The optimal surface is a single voxel wide surface dividing the lung, while our final objective is to generate a labeled volume with separate labels for the upper and lower lobes. We use a fast breadth-first region growing technique as proposed by Silvela et al. [21] to grow and label the upper and lower lobar regions. Then the labels are rotated back to the original orientation using nearest neighbor interpolation.
Figures 9(c,f) show the results from the optimal surface graph search, based on the ROIs defined by the watershed segmentation results shown in Figures 9(b,e).
Fig. 6.

Fissure ROI for left oblique fissure.
Fig. 8.

Sagittal plane from bounding box showing (a) Rotated ROI, (b) Ridgeness map.
D. Algorithm: Horizontal fissure refinement
After performing the segmentation and refinement for the right oblique fissure, the right lung is divided into two components: the right lower lobe and the combined right upper and middle lobes. To refine the segmentation of the horizontal fissure, we find the optimal surface Zopt = f(x, y), which divides the combined right upper plus right middle lobes into separate upper and middle lobes. The steps for finding the optimal surface corresponding to the horizontal fissure are similar to those for refining the oblique fissures. For most cases the angle that the horizontal fissure makes with the X – Y plane is small, and hence the Z dimension of the ROI bounding box is small enough so that a reasonable runtime is possible without rotation. We do, however, perform resampling to make the voxels isotropic. For the horizontal fissure we calculate the ridgeness measure on sagittal (Y – Z) slices of the image data because the ridge-like nature of the horizontal fissure is most evident on sagittal slices (see Figure 1(a)).

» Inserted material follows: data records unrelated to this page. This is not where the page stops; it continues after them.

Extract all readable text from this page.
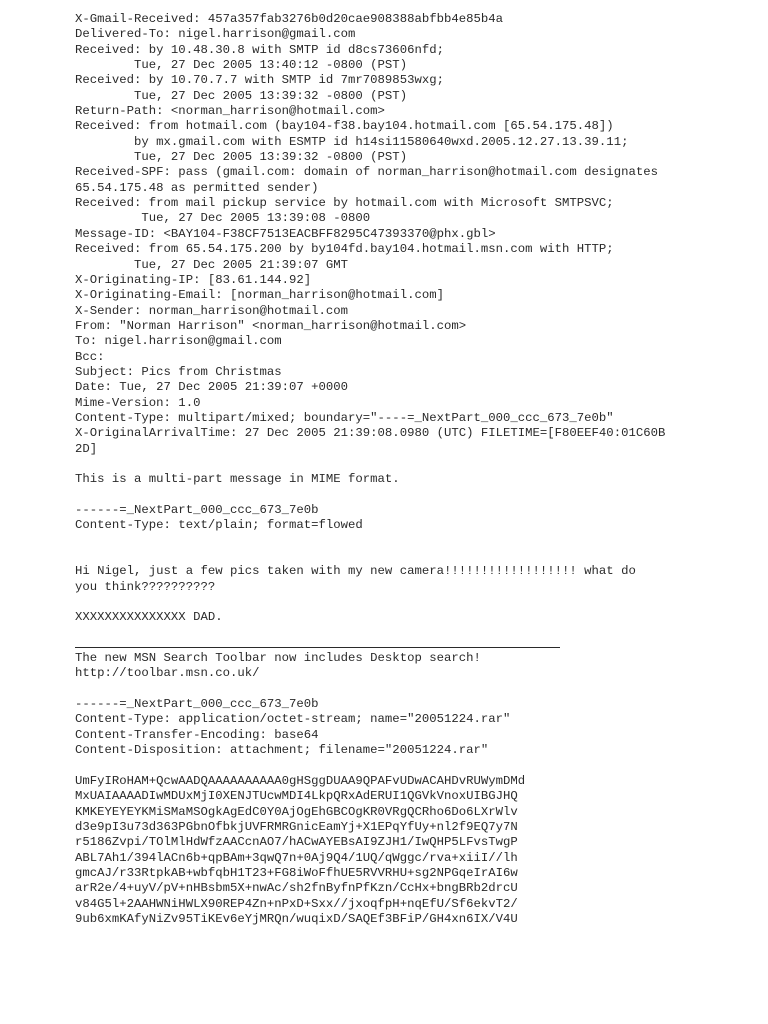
X-Gmail-Received: 457a357fab3276b0d20cae908388abfbb4e85b4a
Delivered-To: nigel.harrison@gmail.com
Received: by 10.48.30.8 with SMTP id d8cs73606nfd;
Tue, 27 Dec 2005 13:40:12 -0800 (PST)
Received: by 10.70.7.7 with SMTP id 7mr7089853wxg;
Tue, 27 Dec 2005 13:39:32 -0800 (PST)
Return-Path: <norman_harrison@hotmail.com>
Received: from hotmail.com (bay104-f38.bay104.hotmail.com [65.54.175.48])
by mx.gmail.com with ESMTP id h14si11580640wxd.2005.12.27.13.39.11;
Tue, 27 Dec 2005 13:39:32 -0800 (PST)
Received-SPF: pass (gmail.com: domain of norman_harrison@hotmail.com designates
65.54.175.48 as permitted sender)
Received: from mail pickup service by hotmail.com with Microsoft SMTPSVC;
Tue, 27 Dec 2005 13:39:08 -0800
Message-ID: <BAY104-F38CF7513EACBFF8295C47393370@phx.gbl>
Received: from 65.54.175.200 by by104fd.bay104.hotmail.msn.com with HTTP;
Tue, 27 Dec 2005 21:39:07 GMT
X-Originating-IP: [83.61.144.92]
X-Originating-Email: [norman_harrison@hotmail.com]
X-Sender: norman_harrison@hotmail.com
From: "Norman Harrison" <norman_harrison@hotmail.com>
To: nigel.harrison@gmail.com
Bcc:
Subject: Pics from Christmas
Date: Tue, 27 Dec 2005 21:39:07 +0000
Mime-Version: 1.0
Content-Type: multipart/mixed; boundary="----=_NextPart_000_ccc_673_7e0b"
X-OriginalArrivalTime: 27 Dec 2005 21:39:08.0980 (UTC) FILETIME=[F80EEF40:01C60B
2D]
This is a multi-part message in MIME format.
------=_NextPart_000_ccc_673_7e0b
Content-Type: text/plain; format=flowed
Hi Nigel, just a few pics taken with my new camera!!!!!!!!!!!!!!!!!! what do
you think??????????
XXXXXXXXXXXXXXX DAD.
The new MSN Search Toolbar now includes Desktop search!
http://toolbar.msn.co.uk/
------=_NextPart_000_ccc_673_7e0b
Content-Type: application/octet-stream; name="20051224.rar"
Content-Transfer-Encoding: base64
Content-Disposition: attachment; filename="20051224.rar"
UmFyIRoHAM+QcwAADQAAAAAAAAAA0gHSggDUAA9QPAFvUDwACAHDvRUWymDMd
MxUAIAAAADIwMDUxMjI0XENJTUcwMDI4LkpQRxAdERUI1QGVkVnoxUIBGJHQ
KMKEYEYEYKMiSMaMSOgkAgEdC0Y0AjOgEhGBCOgKR0VRgQCRho6Do6LXrWlv
d3e9pI3u73d363PGbnOfbkjUVFRMRGnicEamYj+X1EPqYfUy+nl2f9EQ7y7N
r5186Zvpi/TOlMlHdWfzAACcnAO7/hACwAYEBsAI9ZJH1/IwQHP5LFvsTwgP
ABL7Ah1/394lACn6b+qpBAm+3qwQ7n+0Aj9Q4/1UQ/qWggc/rva+xiiI//lh
gmcAJ/r33RtpkAB+wbfqbH1T23+FG8iWoFfhUE5RVVRHU+sg2NPGqeIrAI6w
arR2e/4+uyV/pV+nHBsbm5X+nwAc/sh2fnByfnPfKzn/CcHx+bngBRb2drcU
v84G5l+2AAHWNiHWLX90REP4Zn+nPxD+Sxx//jxoqfpH+nqEfU/Sf6ekvT2/
9ub6xmKAfyNiZv95TiKEv6eYjMRQn/wuqixD/SAQEf3BFiP/GH4xn6IX/V4U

Figure 9(f) shows the segmented middle lobe resulting from the optimal surface graph-search for the horizontal fissure. This result is based on the ROI defined by the watershed segmentation result shown in Figure 9(e).

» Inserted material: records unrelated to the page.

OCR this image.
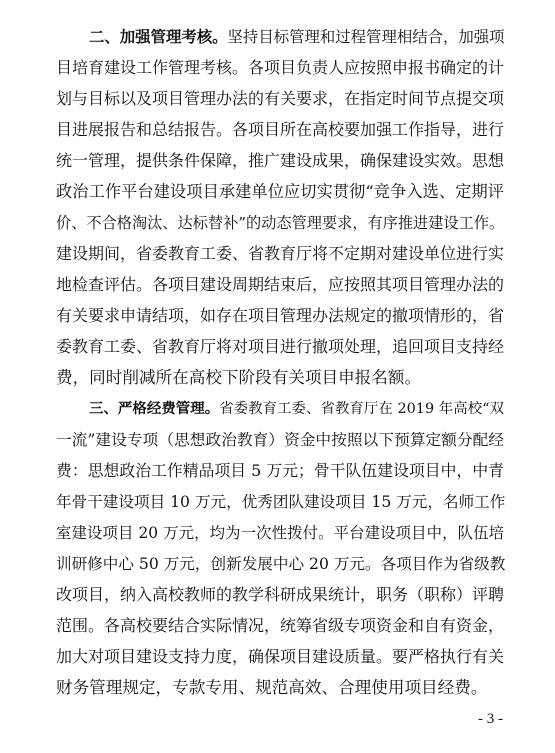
二、加强管理考核。坚持目标管理和过程管理相结合，加强项
目培育建设工作管理考核。各项目负责人应按照申报书确定的计
划与目标以及项目管理办法的有关要求，在指定时间节点提交项
目进展报告和总结报告。各项目所在高校要加强工作指导，进行
统一管理，提供条件保障，推广建设成果，确保建设实效。思想
政治工作平台建设项目承建单位应切实贯彻“竞争入选、定期评
价、不合格淘汰、达标替补”的动态管理要求，有序推进建设工作。
建设期间，省委教育工委、省教育厅将不定期对建设单位进行实
地检查评估。各项目建设周期结束后，应按照其项目管理办法的
有关要求申请结项，如存在项目管理办法规定的撤项情形的，省
委教育工委、省教育厅将对项目进行撤项处理，追回项目支持经
费，同时削减所在高校下阶段有关项目申报名额。
三、严格经费管理。省委教育工委、省教育厅在 2019 年高校“双
一流”建设专项（思想政治教育）资金中按照以下预算定额分配经
费：思想政治工作精品项目 5 万元；骨干队伍建设项目中，中青
年骨干建设项目 10 万元，优秀团队建设项目 15 万元，名师工作
室建设项目 20 万元，均为一次性拨付。平台建设项目中，队伍培
训研修中心 50 万元，创新发展中心 20 万元。各项目作为省级教
改项目，纳入高校教师的教学科研成果统计，职务（职称）评聘
范围。各高校要结合实际情况，统筹省级专项资金和自有资金，
加大对项目建设支持力度，确保项目建设质量。要严格执行有关
财务管理规定，专款专用、规范高效、合理使用项目经费。
- 3 -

IV. Methods -Incomplete fissure detection and fissure smoothing
A. Introduction
As mentioned in the introduction, there is interest in detecting and measuring incomplete fissures. Figure 1(c) shows a case with an apparent incomplete fissure. In this example, the fissure appears to be missing at some locations in the image, either due to the anatomic structure of the lobes or because of limitations in the imaging system. Our observations have been that incomplete fissures always occur on the mediastinal side of the fissure. The incompleteness of the fissure is accompanied by a fusion of the lung parenchyma from the adjacent lobes. As pointed out by Hayashi et al. [9], studies differ as to the how often the fissure is incomplete. Our own experience has been that in about 30-40% of the cases the major fissures appear incomplete, with an increased prevalence for incompleteness in the right oblique fissure compared to the left oblique fissure. We detect incomplete fissures by finding the subset of the optimal surface that is most likely to correspond to the true fissure.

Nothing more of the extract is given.